タクミ:武道館の時も、横アリの時も、ワンマンで、マルシィが好きで会場に来てくれる人しかいないっていうのが分かっている中で、あれだけのライトを照らしてもらえたことが、すごく嬉しかったです。横アリは、武道館の時以上にさらにすごいことになっていて圧巻でしたね。もう本当に感謝しかないなっていう気持ちでいっぱいでした。

――少し大きな話にはなりますが、横浜アリーナ公演を経て、みなさんの中で、ライブに対する想いに何か変化などはありましたか?

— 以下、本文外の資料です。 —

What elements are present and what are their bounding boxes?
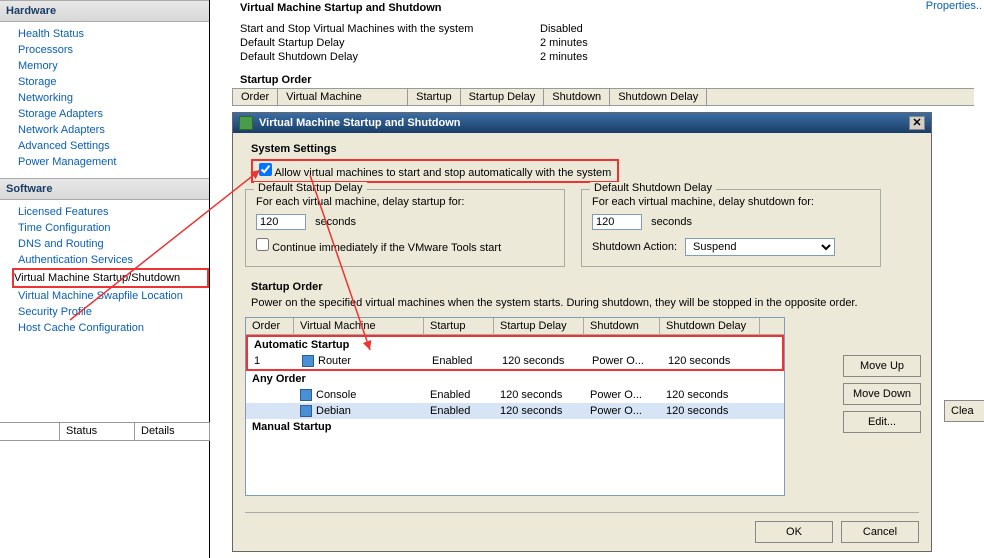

右京:僕的には、ライブの意味合いみたいなものはあんまり変わってはいなくて。ライブは、僕らの中で時間を掛けて、揉んで作って配信した楽曲を、直接手渡しできる場所だと思っています。みなさんが日々聴いてくれている楽曲を、リアルタイムで、その時の想いを乗せて届けられる唯一の場所で、特にワンマンライブは、やっぱり僕らもそこを目がけて、たくさん想いを乗せて準備しますし、来てくれる方々も、その日に向けて、いろんな準備をしてくださって、各地から来てくれているのでそういう意味だと、僕らにとってライブはやっぱりすごく大事な場所だし、めちゃめちゃ重要な位置付けのものかなと思います。

shuji:僕の中でも一貫していて、ライブに対する想いはあんまり変わっていないです。僕は、ライブは答え合わせの場であってほしいと考えています。音源をめちゃくちゃ聴き込んでくれた上でライブに来てくれるとして、「どういった意味の歌詞なんだろう」「どういった意味のバンドアレンジなんだろう」って考えながら、その意味みたいなものは、みなさんそれぞれ一人ひとり絶対違うと思います。ライブで、みんながそれぞれ抱えてきたものを発散して、僕らが伝えたいメッセージと照らし合わせて、答え合わせをしてもらえると嬉しいです。僕はずっと、そういう素敵な空間になればいいなと思って演奏しています。

――それこそ、横浜アリーナの時も、右京さんが、「あなたにとって一番大切な人を思い浮かべながら聴いてください」とおっしゃっていましたね。

shuji:そうですね。同じ曲でも、響き方は人それぞれぜんぜん違っていいと思っています。